A quebra e a queda do ciclo machista
Toda quebra de ciclo repetitivo costuma ser dolorosa. O jovem que se lança à vida porta afora da casa, extensão uterina onde nasceu, cresceu e se desenvolveu. O demitido ou o que pede demissão e aventura-se por necessidade ou escolha na empreitada de um novo métier. O casal que se separa e, cada um ao seu lado, tenta reaprender as atividades mais básicas que viraram automáticas pela repetição. Mas, além daquelas rupturas partilhadas socialmente, estas que envolvem e dependem dos outros, existem mudanças que se operam sutis, silenciosas e individualizadas, antes de serem exteriorizadas em forma de ação. Uso o machismo como exemplo. Explico. Ou tento.
Os nascidos nos anos 80 – e aqui posso falar por mim com mais tranquilidade -, certamente, em algum momento, compactuaram ou, pelos menos, abafaram em panos quentes, atitudes machistas. Palavras de escárnio, diminuição, julgamentos, classificações – lembro-me da “galinha”, aquela que ficava com vários caras – e toda a sorte de escrotice que se reproduzia nos pátios dos colégios até as universidades. Não digo com isso que a gentileza e o comportamento, digamos, mais humano com as mulheres, não existiam. Porém, aquém disso, perambulava influente uma força paralela fortalecida a partir do subjugamento do feminino, sobretudo em relação ao poder daquelas fêmeas mais ameaçadoras.

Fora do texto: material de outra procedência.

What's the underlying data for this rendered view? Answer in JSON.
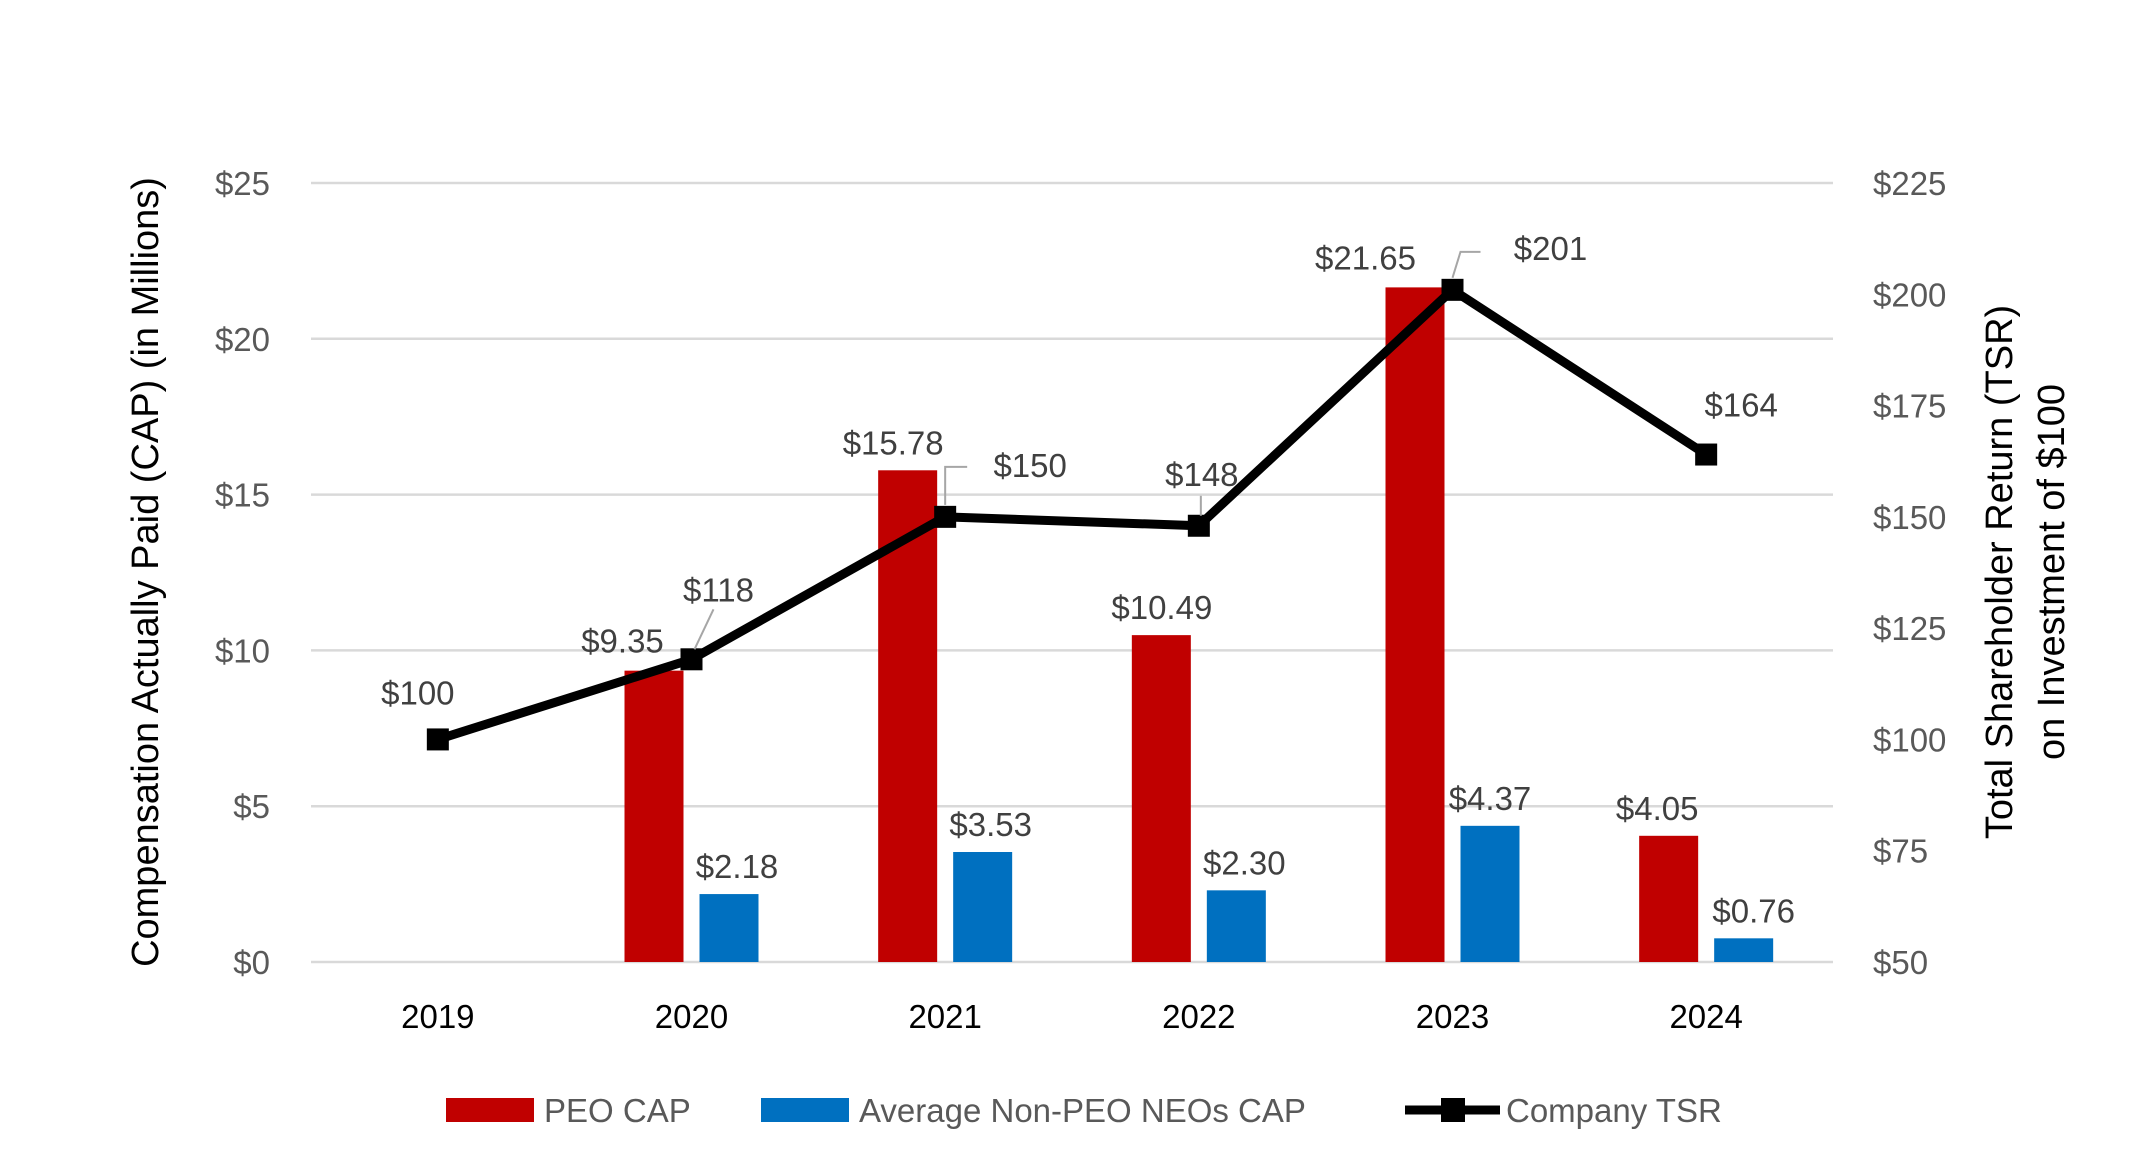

Diante deste quadro, duas opções: a repetição do ciclo machista e misógino ou a tal mudança que aponto no início do texto. Com isso, também não gostaria de comparar as rupturas entre si. Trata-se mais de uma ferramenta para compreensão do fenômeno, às vezes um bocado invisível e normatizado para muitos e, também, muitas. Para a quebra neste “projeto” de hegemonia masculina, certas vezes justificada pela natureza ou pela construção social, geralmente há que se enfileirar uma sequência de ações para que a mudança seja verdadeira e permanente.
O olhar sensível que entende e percebe que existe um problema e, pior, que as consequências são devastadoras. O exercício de desconstrução do social e da prática da alteridade. Um reconhecimento que, muitas vezes, desemboca na quebra do orgulho e principalmente no arrependimento. Isso tudo para finalmente uma possível atitude e reverberação da mudança – além, claro, da cobrança da igualdade e equidade, independentemente de gêneros e da existência destes.
Para aqueles que não tiveram educação essencialmente humanística, o trabalho pode ser dobrado, com confrontos inevitáveis. Requer deixar de ficar calado e contraria a maioria durante a saída relaxante com os amigos, reconhecer o trabalho dobrado de uma imensa quantidade de mulheres no trabalho e em casa, abandonar amizades e afastar-se de familiares. Mas há esperança. Os dispostos a mudar podem ser surpreendidos para o bem. Os pequenos grupos e mundos sociais estão cheios de indivíduos que preferem ser a metamorfose ambulante. As pessoas são surpreendentes. Digo a você: ao longo da vida, encontrei sensibilidade e compreensão muito mais em treinos de MMA do que em bares hypados.
No meu caso, estudando sociologia, a gente tem de passar pelos estudos de gênero, por gosto ou obrigação. Joan Scott, Judith Butler, Pierre Bourdieu, Michel Foucault, este pessoal me ajudou um bocado. Além das viagens e do descobrimento de realidades melhores e piores. Porém, teve vontade de minha parte e acho que ainda tem, pois trata-se de um processo difícil desfazer uma construção social solidificada pelos diferentes tipos de socialização de quem chega à curva dos 40. Para agravar, como a vida nos guarda surpresas e nos impõe a reflexão e a impermanência, sou surpreendido com a paternidade de uma menina, o que me coloca ainda mais na linha de frente desta luta.